Os Idiotas (Idioterne – 1998)
Um grupo de jovens intelectualizados decide viver como “idiotas” como forma de protesto à sociedade atual. Eles fazem isso invadindo o mundo real e fingindo-se de retardados mentais, com o objetivo de anarquizar os lugares por onde passam.
Antes do dinamarquês Lars von Trier se tornar uma caricatura marqueteira cafona, produzindo pretensiosos projetos umbilicais, ele entregou obras genuinamente impactantes, como “Dogville”, “Dançando no Escuro” e esta pérola irrepreensível, “Os Idiotas”, um experimento ultrajante (no melhor sentido) que me fez pensar sobre o tema por vários dias após a primeira sessão, ainda na época do VHS, que foi lançado pela Cult Filmes.

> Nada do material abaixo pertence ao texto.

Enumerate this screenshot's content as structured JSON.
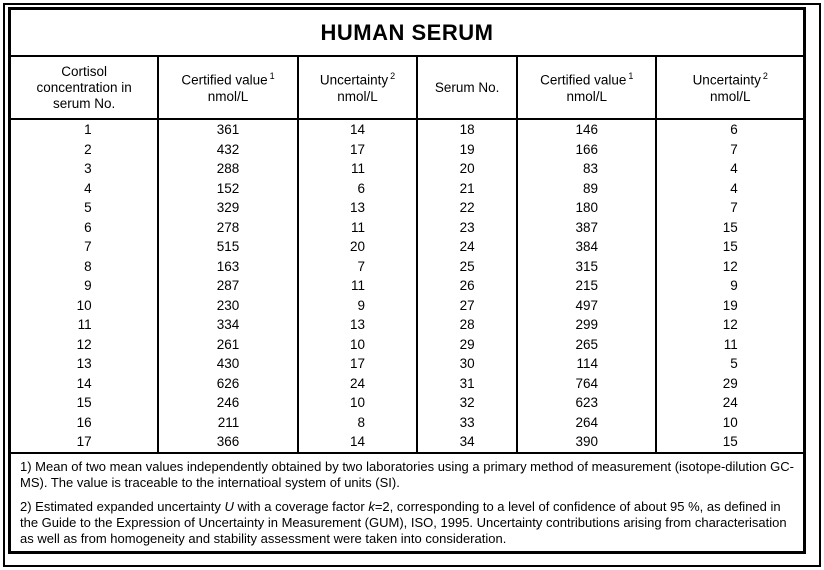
{
  "title": "HUMAN SERUM",
  "colors": {
    "border": "#000000",
    "background": "#ffffff",
    "text": "#000000"
  },
  "table": {
    "columns": [
      {
        "label": "Cortisol concentration in serum No.",
        "sup": "",
        "unit": ""
      },
      {
        "label": "Certified value",
        "sup": "1",
        "unit": "nmol/L"
      },
      {
        "label": "Uncertainty",
        "sup": "2",
        "unit": "nmol/L"
      },
      {
        "label": "Serum No.",
        "sup": "",
        "unit": ""
      },
      {
        "label": "Certified value",
        "sup": "1",
        "unit": "nmol/L"
      },
      {
        "label": "Uncertainty",
        "sup": "2",
        "unit": "nmol/L"
      }
    ],
    "rows": [
      [
        1,
        361,
        14,
        18,
        146,
        6
      ],
      [
        2,
        432,
        17,
        19,
        166,
        7
      ],
      [
        3,
        288,
        11,
        20,
        83,
        4
      ],
      [
        4,
        152,
        6,
        21,
        89,
        4
      ],
      [
        5,
        329,
        13,
        22,
        180,
        7
      ],
      [
        6,
        278,
        11,
        23,
        387,
        15
      ],
      [
        7,
        515,
        20,
        24,
        384,
        15
      ],
      [
        8,
        163,
        7,
        25,
        315,
        12
      ],
      [
        9,
        287,
        11,
        26,
        215,
        9
      ],
      [
        10,
        230,
        9,
        27,
        497,
        19
      ],
      [
        11,
        334,
        13,
        28,
        299,
        12
      ],
      [
        12,
        261,
        10,
        29,
        265,
        11
      ],
      [
        13,
        430,
        17,
        30,
        114,
        5
      ],
      [
        14,
        626,
        24,
        31,
        764,
        29
      ],
      [
        15,
        246,
        10,
        32,
        623,
        24
      ],
      [
        16,
        211,
        8,
        33,
        264,
        10
      ],
      [
        17,
        366,
        14,
        34,
        390,
        15
      ]
    ]
  },
  "footnotes": {
    "fn1": "1) Mean of two mean values independently obtained by two laboratories using a primary method of measurement (isotope-dilution GC-MS). The value is traceable to the internatioal system of units (SI).",
    "fn2_parts": {
      "p1": "2) Estimated expanded uncertainty ",
      "italic1": "U",
      "p2": " with a coverage factor ",
      "italic2": "k",
      "p3": "=2, corresponding to a level of confidence of about 95 %, as defined in the Guide to the Expression of Uncertainty in Measurement (GUM), ISO, 1995. Uncertainty contributions arising from characterisation as well as from homogeneity and stability assessment were taken into consideration."
    }
  }
}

Auxiliado pelas limitações técnicas do movimento Dogma 95, o conceito de se registrar de forma documental a progressiva idiotização do pequeno grupo de amigos, vale ressaltar, pura ficção com espaço para improviso nas cenas, desarma já nos primeiros minutos o espectador. O incrível realismo nas situações apenas reforça o mérito do diretor, você acredita naquilo que é apresentado, apesar da clara manipulação, o jogo de câmeras, o microfone boom aparecendo algumas vezes, a utilização de dublês de corpo na breve sequência da orgia, este amadorismo consciente trabalha a favor da mensagem: “Para que um mundo cada vez mais rico se ninguém fica mais feliz?”

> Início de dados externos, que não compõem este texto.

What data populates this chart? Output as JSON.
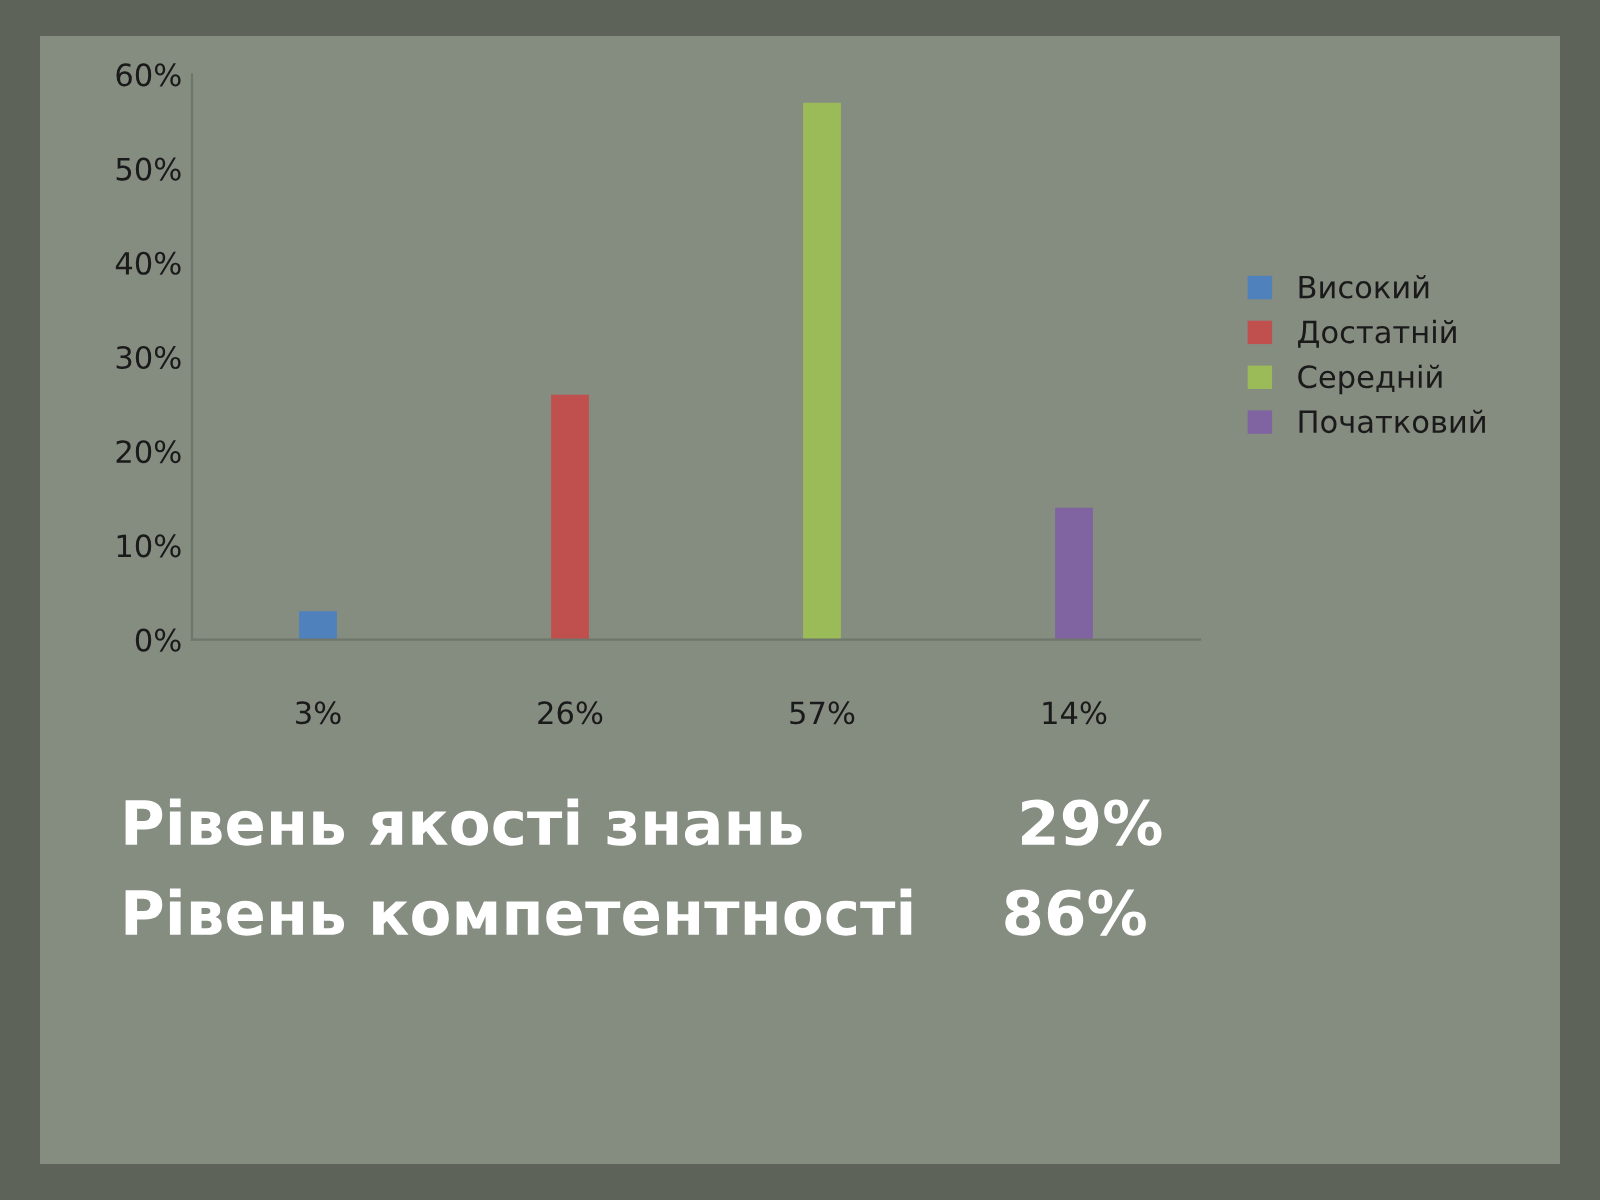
{
  "chart_data": {
    "type": "bar",
    "categories": [
      "3%",
      "26%",
      "57%",
      "14%"
    ],
    "series": [
      {
        "name": "Високий",
        "color": "#4f81bd",
        "values": [
          3,
          null,
          null,
          null
        ]
      },
      {
        "name": "Достатній",
        "color": "#c0504d",
        "values": [
          null,
          26,
          null,
          null
        ]
      },
      {
        "name": "Середній",
        "color": "#9bbb59",
        "values": [
          null,
          null,
          57,
          null
        ]
      },
      {
        "name": "Початковий",
        "color": "#8064a2",
        "values": [
          null,
          null,
          null,
          14
        ]
      }
    ],
    "ylim": [
      0,
      60
    ],
    "yticks": [
      {
        "value": 0,
        "label": "0%"
      },
      {
        "value": 10,
        "label": "10%"
      },
      {
        "value": 20,
        "label": "20%"
      },
      {
        "value": 30,
        "label": "30%"
      },
      {
        "value": 40,
        "label": "40%"
      },
      {
        "value": 50,
        "label": "50%"
      },
      {
        "value": 60,
        "label": "60%"
      }
    ],
    "grid": false,
    "legend": "right",
    "annotations": [
      "Рівень якості знань          29%",
      "Рівень компетентності    86%"
    ]
  }
}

O tom da segunda metade é bastante diferente, deixando um pouco de lado os aspectos cômicos, que, com certeza, inspiraram filmes como “Borat”, e investindo na dramatização encenada que viria a se tornar padrão nos reality shows televisivos, agregando camadas psicológicas à interpretação rasa de um experimento social controlado. Quando um grupo de pessoas com síndrome de Down adentra a bolha proposta pelo diretor, o embaraço na equipe é latente, a atuação não se sustenta, a provocação de Lars é direcionada especialmente para seus peões no tabuleiro, visando a pureza do registro, atitude eticamente questionável.
O desfecho, incoerente em estilo à crueza da abordagem até o momento, aposta no melodrama folhetinesco, acompanhando o retorno de uma das “idiotas” à sociedade, aquela que inicialmente foi levada àquela realidade quase que instintivamente, enfrentando seu trauma e a rejeição de seus entes queridos. É forte, funciona no nível emocional, mas peca por contrastar terrivelmente com a coragem autoral e a displicência técnica que davam sentido à obra.
Cotação:
* Você encontra o filme em DVD e, claro, garimpando na internet.